Let’s learn how you can create shareable link for Azure Bastion host. The Bastion Shareable Link feature lets users connect to virtual machine or virtual machine scale set using Azure Bastion without accessing the Azure portal.
With the new Azure Bastion shareable links feature in public preview and included in Standard SKU, Shareable links is not currently supported for peered VNets that are not in the same subscription or same region.
When a user without Azure credentials clicks a shareable link, a webpage opens that prompts the user to sign in to the target resource via RDP or SSH. Users authenticate using username and password or private key, depending on what you have configured for the target resource.
The shareable link does not contain any credentials – the admin must provide sign-in credentials to the user. This feature will solve two key pain points:
- Administrators will no longer have to provide full access to their Azure accounts to one-time VM users—helping to maintain their privacy and security.
- Users without Azure subscriptions can seamlessly connect to VMs without exposing RDP/SSH ports to the public internet.
By default, users in your org will have only read access to shared links. If a user has read access, they’ll only be able to use and view shared links, but can’t create or delete a shareable link.
- Step By Step Guide To Configure Azure Bastion Host
- Setup Azure Bastion Connect To SCCM Server | ConfigMgr
Prerequisites Create Shareable Link for Azure Bastion
- Azure Bastion is deployed to your VNet.
- Bastion must be configured to use the Standard SKU for this feature. You can update the SKU from Basic to Standard when you configure the shareable links feature.
- The VNet contains the VM resource to which you want to create a shareable link.
Enable Shareable Link for Azure Bastion
Before you can create a shareable link to a VM, you must first enable the feature. This post helps you use the Shareable Link feature to create a shareable link for an existing Azure Bastion deployment.
- In the Azure portal, https://portal.azure.com/.
- Navigate to your bastion resource. On your Bastion page, in the left pane, click Configuration.

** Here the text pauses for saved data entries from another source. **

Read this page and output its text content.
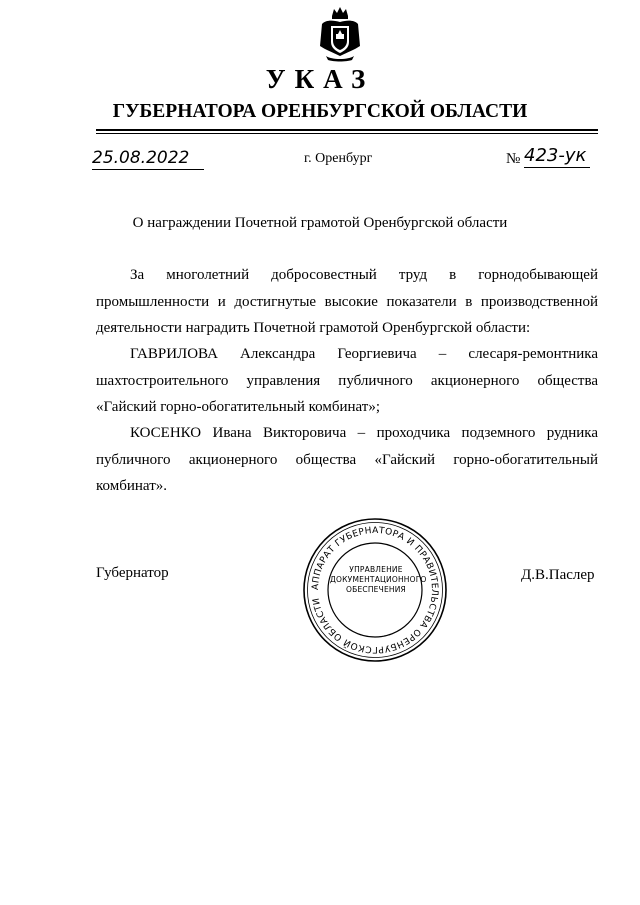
УКАЗ
ГУБЕРНАТОРА ОРЕНБУРГСКОЙ ОБЛАСТИ
25.08.2022	г. Оренбург	№ 423-ук
О награждении Почетной грамотой Оренбургской области
За многолетний добросовестный труд в горнодобывающей промышленности и достигнутые высокие показатели в производственной деятельности наградить Почетной грамотой Оренбургской области:
ГАВРИЛОВА Александра Георгиевича – слесаря-ремонтника шахтостроительного управления публичного акционерного общества «Гайский горно-обогатительный комбинат»;
КОСЕНКО Ивана Викторовича – проходчика подземного рудника публичного акционерного общества «Гайский горно-обогатительный комбинат».
Губернатор	Д.В.Паслер
АППАРАТ ГУБЕРНАТОРА И ПРАВИТЕЛЬСТВА ОРЕНБУРГСКОЙ ОБЛАСТИ
УПРАВЛЕНИЕ
ДОКУМЕНТАЦИОННОГО
ОБЕСПЕЧЕНИЯ
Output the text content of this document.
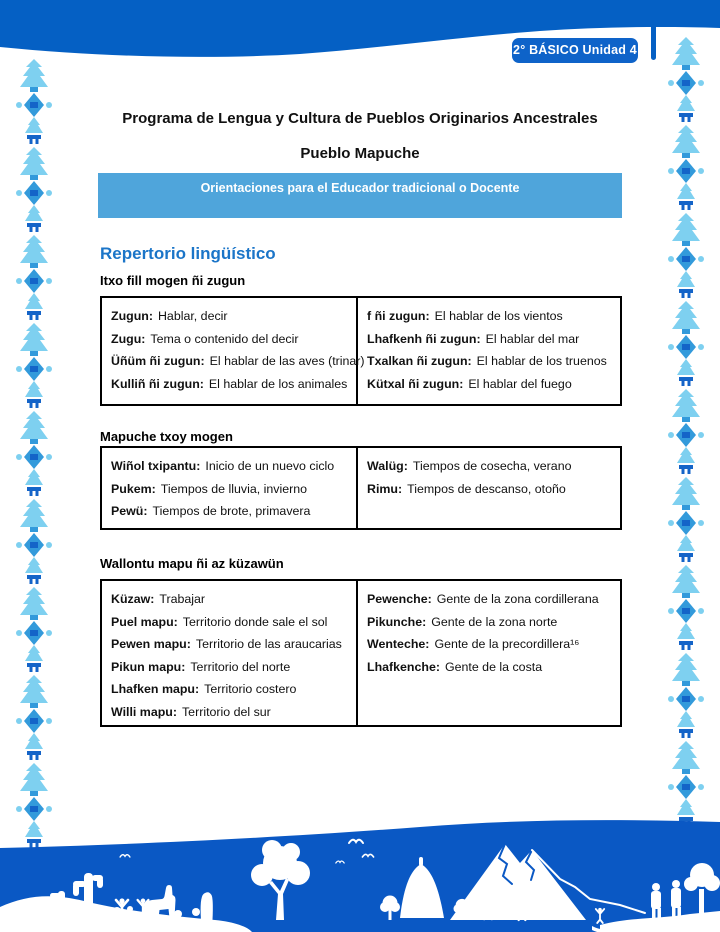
2° BÁSICO Unidad 4
Programa de Lengua y Cultura de Pueblos Originarios Ancestrales
Pueblo Mapuche
Orientaciones para el Educador tradicional o Docente
Repertorio lingüístico
Itxo fill mogen ñi zugun
Zugun: Hablar, decir
Zugu: Tema o contenido del decir
Üñüm ñi zugun: El hablar de las aves (trinar)
Kulliñ ñi zugun: El hablar de los animales
f ñi zugun: El hablar de los vientos
Lhafkenh ñi zugun: El hablar del mar
Txalkan ñi zugun: El hablar de los truenos
Kütxal ñi zugun: El hablar del fuego
Mapuche txoy mogen
Wiñol txipantu: Inicio de un nuevo ciclo
Pukem: Tiempos de lluvia, invierno
Pewü: Tiempos de brote, primavera
Walüg: Tiempos de cosecha, verano
Rimu: Tiempos de descanso, otoño
Wallontu mapu ñi az küzawün
Küzaw: Trabajar
Puel mapu: Territorio donde sale el sol
Pewen mapu: Territorio de las araucarias
Pikun mapu: Territorio del norte
Lhafken mapu: Territorio costero
Willi mapu: Territorio del sur
Pewenche: Gente de la zona cordillerana
Pikunche: Gente de la zona norte
Wenteche: Gente de la precordillera¹⁶
Lhafkenche: Gente de la costa
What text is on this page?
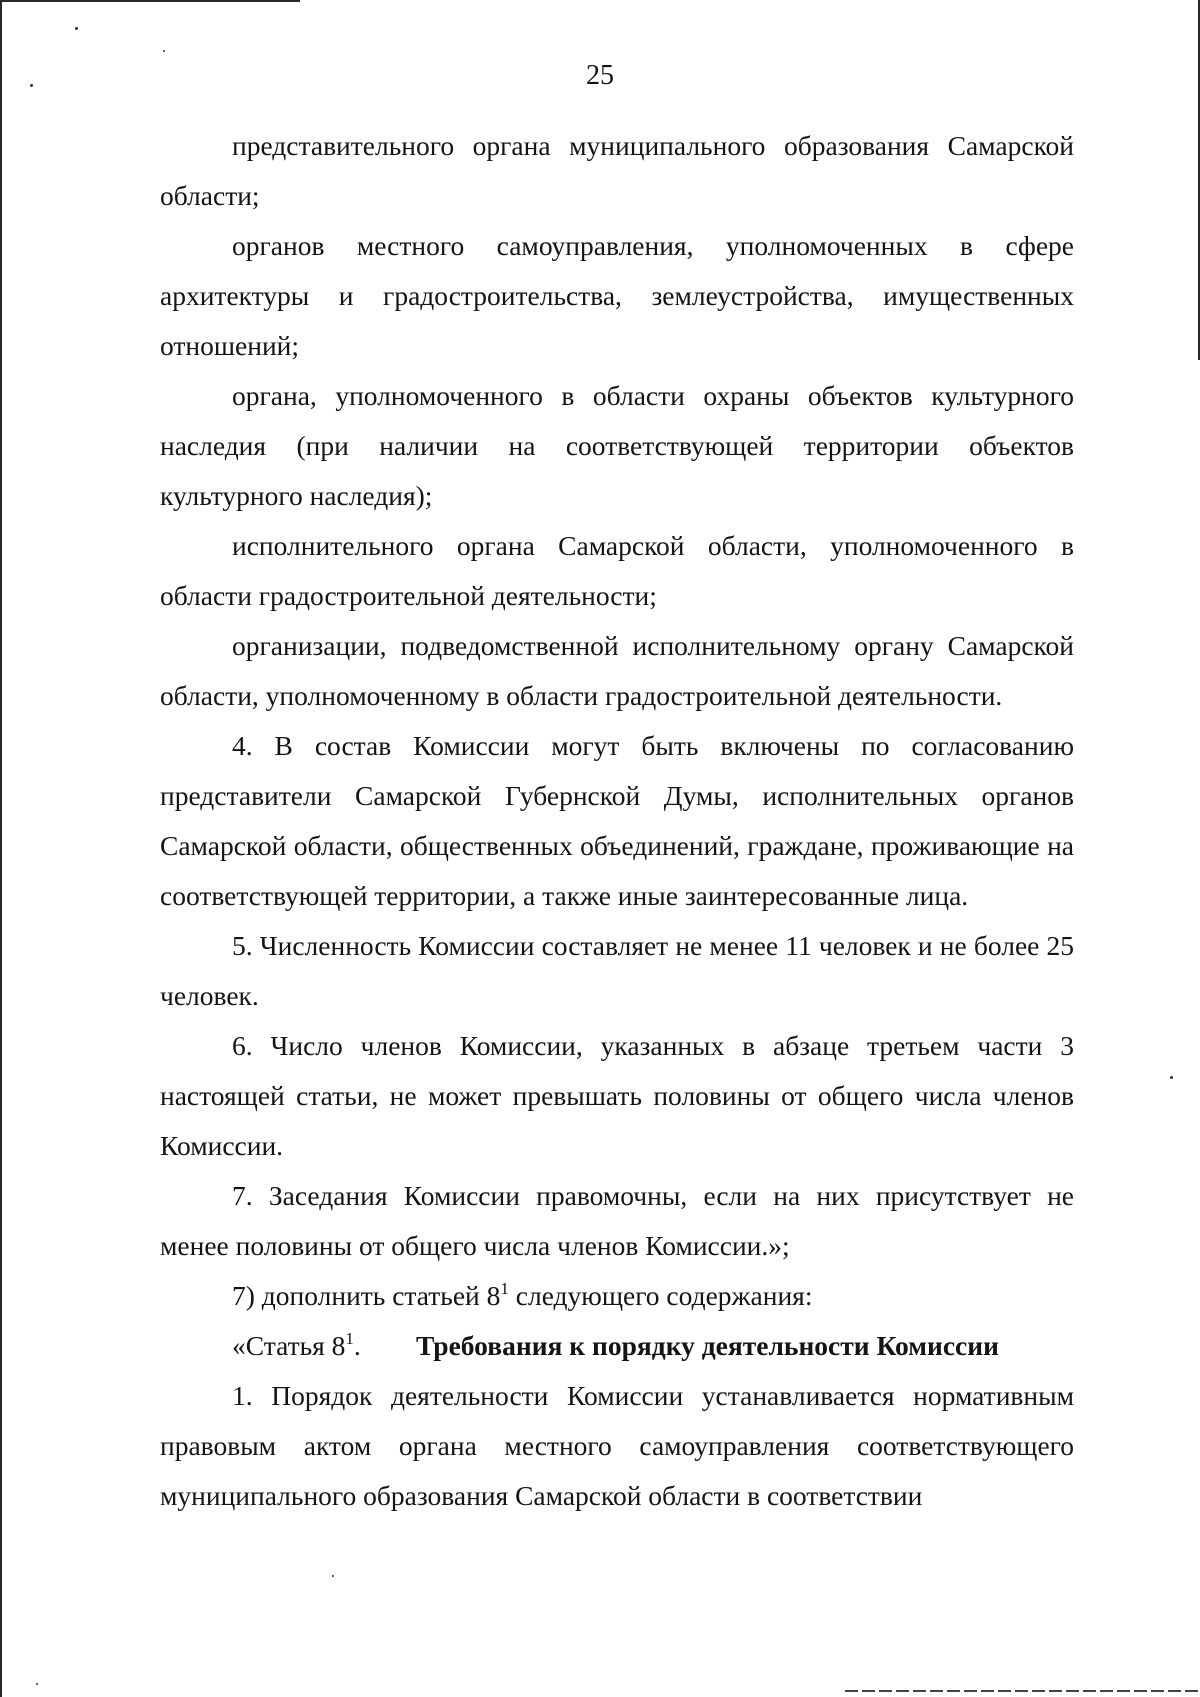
25

представительного органа муниципального образования Самарской области;

органов местного самоуправления, уполномоченных в сфере архитектуры и градостроительства, землеустройства, имущественных отношений;

органа, уполномоченного в области охраны объектов культурного наследия (при наличии на соответствующей территории объектов культурного наследия);

исполнительного органа Самарской области, уполномоченного в области градостроительной деятельности;

организации, подведомственной исполнительному органу Самарской области, уполномоченному в области градостроительной деятельности.

4. В состав Комиссии могут быть включены по согласованию представители Самарской Губернской Думы, исполнительных органов Самарской области, общественных объединений, граждане, проживающие на соответствующей территории, а также иные заинтересованные лица.

5. Численность Комиссии составляет не менее 11 человек и не более 25 человек.

6. Число членов Комиссии, указанных в абзаце третьем части 3 настоящей статьи, не может превышать половины от общего числа членов Комиссии.

7. Заседания Комиссии правомочны, если на них присутствует не менее половины от общего числа членов Комиссии.»;

7) дополнить статьей $8^1$ следующего содержания:

«Статья $8^1$. Требования к порядку деятельности Комиссии

1. Порядок деятельности Комиссии устанавливается нормативным правовым актом органа местного самоуправления соответствующего муниципального образования Самарской области в соответствии
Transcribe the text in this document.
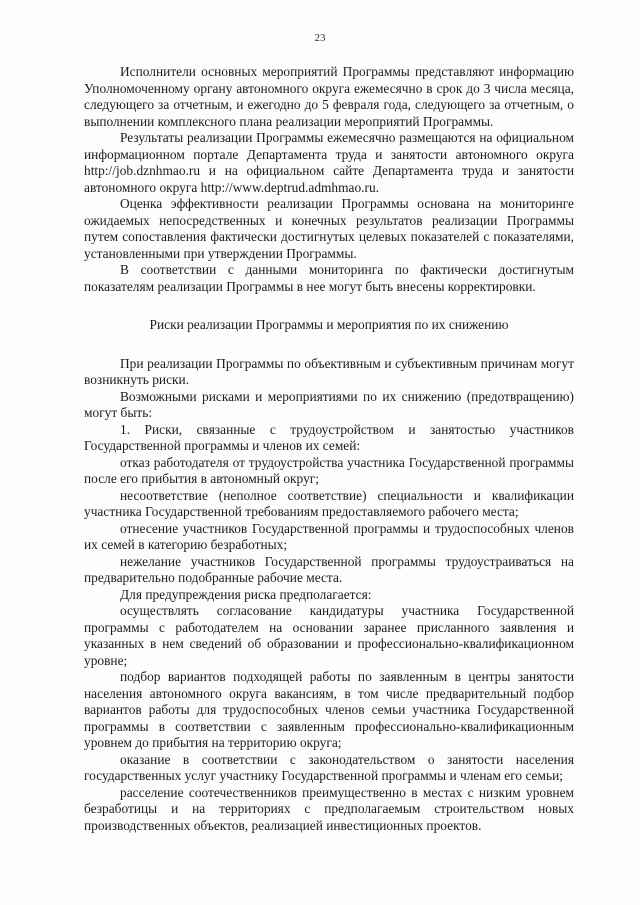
23

Исполнители основных мероприятий Программы представляют информацию Уполномоченному органу автономного округа ежемесячно в срок до 3 числа месяца, следующего за отчетным, и ежегодно до 5 февраля года, следующего за отчетным, о выполнении комплексного плана реализации мероприятий Программы.

Результаты реализации Программы ежемесячно размещаются на официальном информационном портале Департамента труда и занятости автономного округа http://job.dznhmao.ru и на официальном сайте Департамента труда и занятости автономного округа http://www.deptrud.admhmao.ru.

Оценка эффективности реализации Программы основана на мониторинге ожидаемых непосредственных и конечных результатов реализации Программы путем сопоставления фактически достигнутых целевых показателей с показателями, установленными при утверждении Программы.

В соответствии с данными мониторинга по фактически достигнутым показателям реализации Программы в нее могут быть внесены корректировки.

Риски реализации Программы и мероприятия по их снижению

При реализации Программы по объективным и субъективным причинам могут возникнуть риски.

Возможными рисками и мероприятиями по их снижению (предотвращению) могут быть:

1. Риски, связанные с трудоустройством и занятостью участников Государственной программы и членов их семей:

отказ работодателя от трудоустройства участника Государственной программы после его прибытия в автономный округ;

несоответствие (неполное соответствие) специальности и квалификации участника Государственной требованиям предоставляемого рабочего места;

отнесение участников Государственной программы и трудоспособных членов их семей в категорию безработных;

нежелание участников Государственной программы трудоустраиваться на предварительно подобранные рабочие места.

Для предупреждения риска предполагается:

осуществлять согласование кандидатуры участника Государственной программы с работодателем на основании заранее присланного заявления и указанных в нем сведений об образовании и профессионально-квалификационном уровне;

подбор вариантов подходящей работы по заявленным в центры занятости населения автономного округа вакансиям, в том числе предварительный подбор вариантов работы для трудоспособных членов семьи участника Государственной программы в соответствии с заявленным профессионально-квалификационным уровнем до прибытия на территорию округа;

оказание в соответствии с законодательством о занятости населения государственных услуг участнику Государственной программы и членам его семьи;

расселение соотечественников преимущественно в местах с низким уровнем безработицы и на территориях с предполагаемым строительством новых производственных объектов, реализацией инвестиционных проектов.
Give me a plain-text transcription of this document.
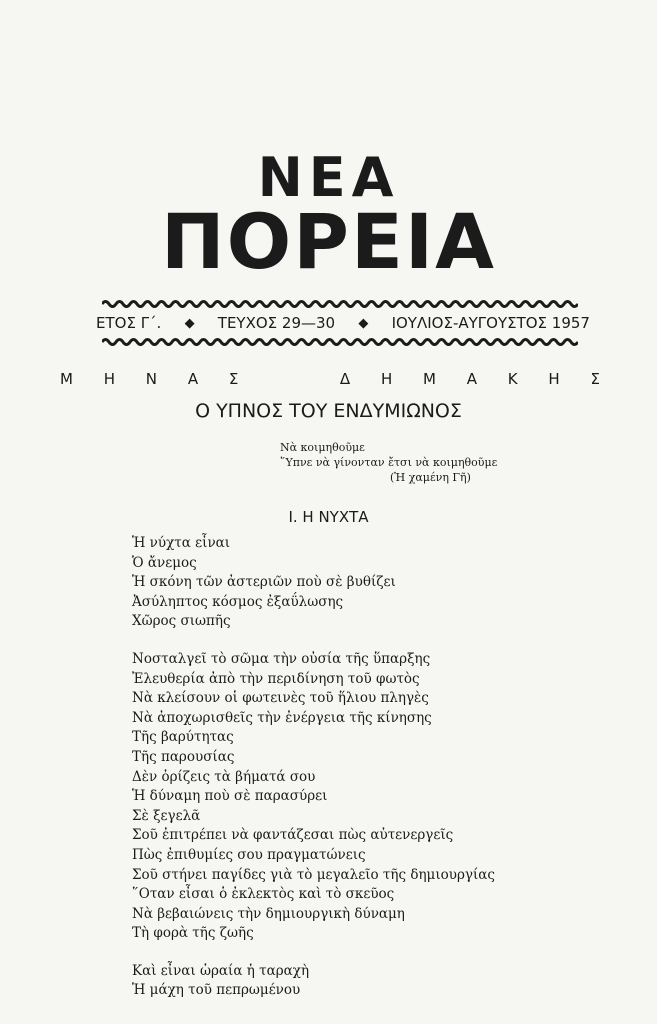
ΝΕΑ
ΠΟΡΕΙΑ
ΕΤΟΣ Γ΄. ◆ ΤΕΥΧΟΣ 29—30 ◆ ΙΟΥΛΙΟΣ-ΑΥΓΟΥΣΤΟΣ 1957
Μ Η Ν Α Σ	Δ Η Μ Α Κ Η Σ
Ο ΥΠΝΟΣ ΤΟΥ ΕΝΔΥΜΙΩΝΟΣ
Νὰ κοιμηθοῦμε
῞Υπνε νὰ γίνονταν ἔτσι νὰ κοιμηθοῦμε
(Ἡ χαμένη Γῆ)
Ι. Η ΝΥΧΤΑ
Ἡ νύχτα εἶναι
Ὁ ἄνεμος
Ἡ σκόνη τῶν ἀστεριῶν ποὺ σὲ βυθίζει
Ἀσύληπτος κόσμος ἐξαΰλωσης
Χῶρος σιωπῆς
Νοσταλγεῖ τὸ σῶμα τὴν οὐσία τῆς ὕπαρξης
Ἐλευθερία ἀπὸ τὴν περιδίνηση τοῦ φωτὸς
Νὰ κλείσουν οἱ φωτεινὲς τοῦ ἥλιου πληγὲς
Νὰ ἀποχωρισθεῖς τὴν ἐνέργεια τῆς κίνησης
Τῆς βαρύτητας
Τῆς παρουσίας
Δὲν ὁρίζεις τὰ βήματά σου
Ἡ δύναμη ποὺ σὲ παρασύρει
Σὲ ξεγελᾶ
Σοῦ ἐπιτρέπει νὰ φαντάζεσαι πὼς αὐτενεργεῖς
Πὼς ἐπιθυμίες σου πραγματώνεις
Σοῦ στήνει παγίδες γιὰ τὸ μεγαλεῖο τῆς δημιουργίας
῞Οταν εἶσαι ὁ ἐκλεκτὸς καὶ τὸ σκεῦος
Νὰ βεβαιώνεις τὴν δημιουργικὴ δύναμη
Τὴ φορὰ τῆς ζωῆς
Καὶ εἶναι ὡραία ἡ ταραχὴ
Ἡ μάχη τοῦ πεπρωμένου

On the Configuration page, for Tier, select Standard. This feature requires the Standard SKU. The Standard tier enables host scaling and customization of additional features. Once enabled, you cannot downgrade to the Basic tier.
NOTE! Shareable Link is not available for the Bastion Basic SKU. To enable the feature, upgrade to Bastion Standard, check the box and save your changes.
Select Shareable Link from the listed features to enable the Shareable Link feature. Verify that you have selected the settings that you want, then click Apply.
Bastion will immediately begin updating the settings for your bastion host. Updates will take about 10 minutes.
Create Shareable Link for Azure Bastion
Let’s check how you can create shareable links for Azure Bastion, you specify each resource for which you want to create a shareable link.
- In the Azure portal https://portal.azure.com/, Navigate to your bastion resource.
- On your bastion page, in the left pane, click Shareable links. Click + Add to open the Create shareable link page.
On the Create shareable link page, select the resources for which you want to create a shareable link. You can select specific resources, or you can select all. A separate shareable link will be created for each selected resource. Click Apply to create links.
Once the links are created, you can view them on the Shareable links page. The following example shows links for multiple resources. You can see that each resource has a separate link and the link status is Active.
To share a link, copy it, then send it to the user. The link doesn’t contain authentication credentials.
After receiving the link, when the user opens the shareable link in their preferred browser to connect the VMs.
In the left corner, the user can select whether to see text and images copied to the clipboard. The user inputs the required information, then clicks Login to connect.
NOTE! A shared link doesn’t contain authentication credentials. The admin must provide sign-in credentials to the user. Custom port and protocols are supported.